Stability analysis of ICA components for transcriptomic data

Here we propose a short analysis of the stability and the reproductibility of ICA components extracted from several gene expression data sets. We are mainly interested in studying the behavior of transcriptomic data extracted from “Defining the Biological Basis of Radiomic Phenotypes in Lung Cancer” Grossman et al. 2017.

[1]:
#%load_ext autoreload
#%autoreload 2

import pandas as pd
import numpy as np
import matplotlib.pyplot as plt
import time

0. Load data sets

Grossman data set

These data sets were extracted from “Defining the Biological Basis of Radiomic Phenotypes in Lung Cancer” Grossman et al. 2017.

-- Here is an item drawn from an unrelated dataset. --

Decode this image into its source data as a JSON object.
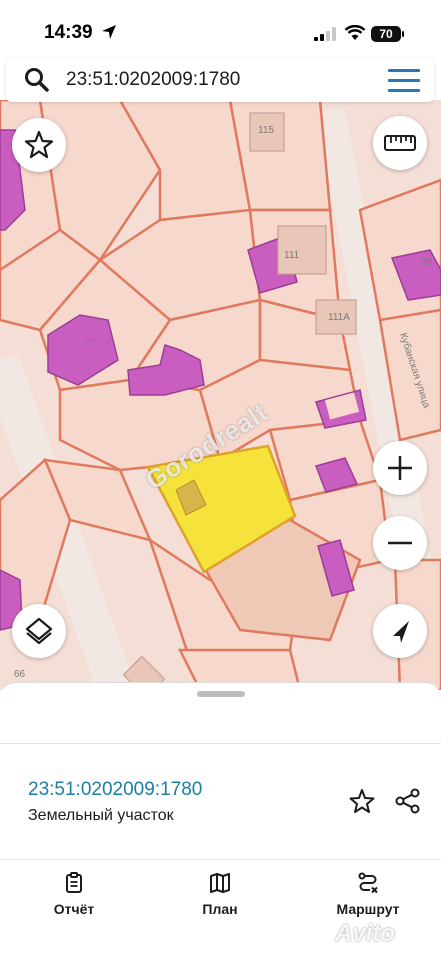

df1 contains the expression of 21,766 unique genes for 269 patients with Non-small cell lung cancer (NSCLC) treated at the H. Lee Moffitt Cancer Center, Tampa, Florida, USA. df2 contains the expression of the same 21,766 unique genes for 89 patients with Non-small cell lung cancer (NSCLC)treated at MAASTRO clinical, Maastricht, NL. Gene expression values were measured on a custom Rosetta/Merck Affymetrix 2.0 microarray chipset and normalized with the robust multi-array average (RMA) algorithm.

[2]:
df1 = pd.read_excel("data/data_USA.xlsx" , sheet_name = 'expression' , index_col= 0).transpose()
df2 = pd.read_excel("data/data_UE.xlsx" , sheet_name = 'expression' , index_col= 0).transpose()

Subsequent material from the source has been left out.